Decentralisation won't work
Which idiot dreamed up the idea of paying Sydney residents $7000 to move to the Central Coast?
Why not a bounty for any Central Coast resident who can persuade somebody to move here?
What about a homebuyer subsidy to inflate house prices here again?
Shouldn't the Councils be doing their bit by slashing newcomers' rates at the expense of existing property owners?
What is the benefit to anybody of these kinds of handouts?
This is just another in a long history of political stunts supposedly aimed at shifting the population distribution to accord with some fancied merit in building up the parts of the state that few people want to live in.
They haven't worked in the past, and they won't work now.
By world standards, Sydney is just a medium-sized city, but the present population hasn't got there and doesn't stay there by accident.
People live in the city because the wide selection of employment is there, the entertainment facilities are there, and the medical, educational and other services are there.

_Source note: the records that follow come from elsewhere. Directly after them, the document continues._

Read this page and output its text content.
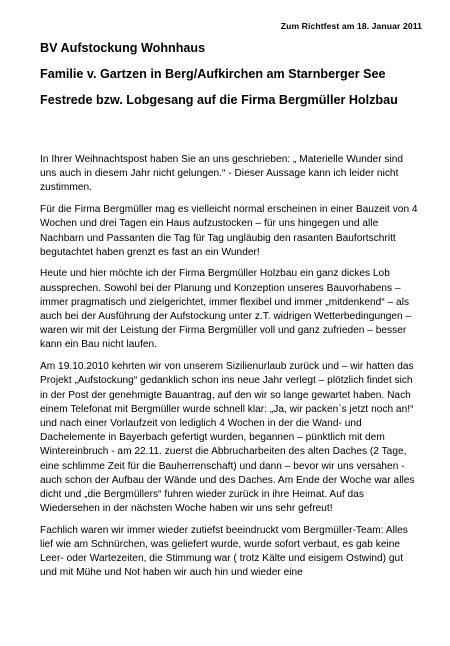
Zum Richtfest am 18. Januar 2011
BV Aufstockung Wohnhaus
Familie v. Gartzen in Berg/Aufkirchen am Starnberger See
Festrede bzw. Lobgesang auf die Firma Bergmüller Holzbau

In Ihrer Weihnachtspost haben Sie an uns geschrieben: „ Materielle Wunder sind uns auch in diesem Jahr nicht gelungen.“ - Dieser Aussage kann ich leider nicht zustimmen.

Für die Firma Bergmüller mag es vielleicht normal erscheinen in einer Bauzeit von 4 Wochen und drei Tagen ein Haus aufzustocken – für uns hingegen und alle Nachbarn und Passanten die Tag für Tag ungläubig den rasanten Baufortschritt begutachtet haben grenzt es fast an ein Wunder!

Heute und hier möchte ich der Firma Bergmüller Holzbau ein ganz dickes Lob aussprechen. Sowohl bei der Planung und Konzeption unseres Bauvorhabens – immer pragmatisch und zielgerichtet, immer flexibel und immer „mitdenkend“ – als auch bei der Ausführung der Aufstockung unter z.T. widrigen Wetterbedingungen – waren wir mit der Leistung der Firma Bergmüller voll und ganz zufrieden – besser kann ein Bau nicht laufen.

Am 19.10.2010 kehrten wir von unserem Sizilienurlaub zurück und – wir hatten das Projekt „Aufstockung“ gedanklich schon ins neue Jahr verlegt – plötzlich findet sich in der Post der genehmigte Bauantrag, auf den wir so lange gewartet haben. Nach einem Telefonat mit Bergmüller wurde schnell klar: „Ja, wir packen`s jetzt noch an!“ und nach einer Vorlaufzeit von lediglich 4 Wochen in der die Wand- und Dachelemente in Bayerbach gefertigt wurden, begannen – pünktlich mit dem Wintereinbruch - am 22.11. zuerst die Abbrucharbeiten des alten Daches (2 Tage, eine schlimme Zeit für die Bauherrenschaft) und dann – bevor wir uns versahen - auch schon der Aufbau der Wände und des Daches. Am Ende der Woche war alles dicht und „die Bergmüllers“ fuhren wieder zurück in ihre Heimat. Auf das Wiedersehen in der nächsten Woche haben wir uns sehr gefreut!

Fachlich waren wir immer wieder zutiefst beeindruckt vom Bergmüller-Team: Alles lief wie am Schnürchen, was geliefert wurde, wurde sofort verbaut, es gab keine Leer- oder Wartezeiten, die Stimmung war ( trotz Kälte und eisigem Ostwind) gut und mit Mühe und Not haben wir auch hin und wieder eine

It would involve a mammoth cost to create an alternative magnet that would be in any way effective in drawing a significant number of households out of the metropolitan area, and we should all suffer economically as a result of this waste of money.
This is not to mention that the levels of infrastructure and services on the Central Coast are nothing much to write home about already, so what would be the effect of adding large extra numbers of families to the mix?
People who can get jobs here and can see a financial advantage in moving out of Sydney don't need to be bribed to make the move, and anybody who will be influenced by such a paltry incentive probably won't be a great asset to the region.
I am already canvassing everybody I know in Sydney to move here and collect the $7000, after which they can return to Sydney and we can split the profits.